Vous avez conclu en février dernier un partenariat stratégique avec l’entreprise Ombrea, spécialiste de la gestion du climat et de la protection des cultures face aux aléas climatiques. Quels sont les objectifs de cette alliance ?

Nos deux entreprises ont été créées quasiment en même temps, et à proximité l’une de l’autre. Nous nous sommes donc naturellement rencontrés. Ombrea est notamment spécialisée dans les ombrières connectées et cherchait une solution pour gérer l’irrigation. Le partenariat va donc porter là-dessus. Nous allons nous occuper de la partie maintenance et ouverture/fermeture de vannes, et Ombrea de tout son écosystème permettant de créer un microclimat au-dessus des plantes. Nous avons réalisé un pilote technique, qui va nous permettre d’effectuer les premiers tests et nous verrons ensuite vers où cela nous mènera… ! Ce pilote est installé sur une exploitation dans le Var dédiée à la culture de pivoines. L’objectif est de réduire la consommation d’eau, mais également d’automatiser l’irrigation afin de faire gagner du temps à l’agriculteur et d’améliorer la qualité des fleurs. Pour gérer les ombrières, Ombrea utilise des données météo, des sondes d’humidité implantées dans le sol, des capteurs d’ensoleillement… Ils vont ensuite coupler toutes ces données pour voir quels sont les besoins des plantes, et vont nous les envoyer afin que nous ajustions les paramètres d’irrigation en conséquence.

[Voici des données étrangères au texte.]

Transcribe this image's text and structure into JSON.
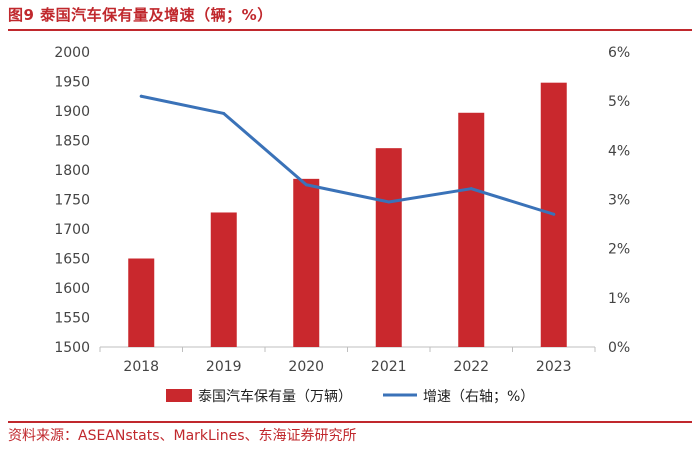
{
  "figure": {
    "title": "图9  泰国汽车保有量及增速（辆；%）",
    "source": "资料来源：ASEANstats、MarkLines、东海证券研究所"
  },
  "colors": {
    "accent": "#c0282d",
    "bar": "#c9282d",
    "line": "#3a72b8",
    "axis": "#bfbfbf"
  },
  "chart_data": {
    "type": "bar",
    "title": "泰国汽车保有量及增速（辆；%）",
    "categories": [
      "2018",
      "2019",
      "2020",
      "2021",
      "2022",
      "2023"
    ],
    "series": [
      {
        "name": "泰国汽车保有量（万辆）",
        "type": "bar",
        "axis": "left",
        "values": [
          1650,
          1728,
          1785,
          1837,
          1897,
          1948
        ]
      },
      {
        "name": "增速（右轴；%）",
        "type": "line",
        "axis": "right",
        "values": [
          5.1,
          4.75,
          3.3,
          2.95,
          3.22,
          2.7
        ]
      }
    ],
    "ylim_left": [
      1500,
      2000
    ],
    "yticks_left": [
      "1500",
      "1550",
      "1600",
      "1650",
      "1700",
      "1750",
      "1800",
      "1850",
      "1900",
      "1950",
      "2000"
    ],
    "ylim_right": [
      0,
      6
    ],
    "yticks_right": [
      "0%",
      "1%",
      "2%",
      "3%",
      "4%",
      "5%",
      "6%"
    ],
    "legend_position": "bottom",
    "grid": false
  }
}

Avez-vous d’autres projets de partenariats de ce type ? Combien d’exploitations bénéficient à ce jour de votre solution ?

Telaqua a déjà une trentaine d’installations à son actif, en France mais également à l’étranger, comme ici, au Chili. © Telaqua

Tout à fait ! Nous avons d’autres partenaires potentiels avec qui nous sommes en discussions. Notre objectif est de créer un véritable écosystème autour de l’irrigation. Nous avons pour l’heure équipé une trentaine d’exploitations, ce qui représente environ deux à trois cents capteurs en fonctionnement aujourd’hui. Nous prévoyons d’accélérer fortement au cours des mois à venir, notamment au niveau international. Nous sommes actuellement une équipe de 19 personnes, mais nous recrutons en permanence, notamment des commerciaux ainsi que des développeurs web et électronique. Nous avons ainsi l’ambition d’atteindre une trentaine de collaborateurs d’ici la fin de l’année.

Quelles sont les éventuelles perspectives d’évolution technologiques sur lesquelles vous travaillez ?

La technologie est mature, elle fonctionne très bien. Nous avons déjà réalisé plusieurs installations en France, en Europe, en Afrique et en Amérique du Sud. Il reste toutefois, bien entendu, toujours des améliorations possibles. Nous cherchons notamment à accroître l’autonomie en énergie, nous travaillons sur l’écoconception… Les appareils fonctionnent pour l’instant avec une pile au lithium, à remplacer tous les deux ans, l’objectif, à terme, serait de les rendre autonomes en énergie. Il existe de multiples façons d’y parvenir, à nous de trouver la meilleure.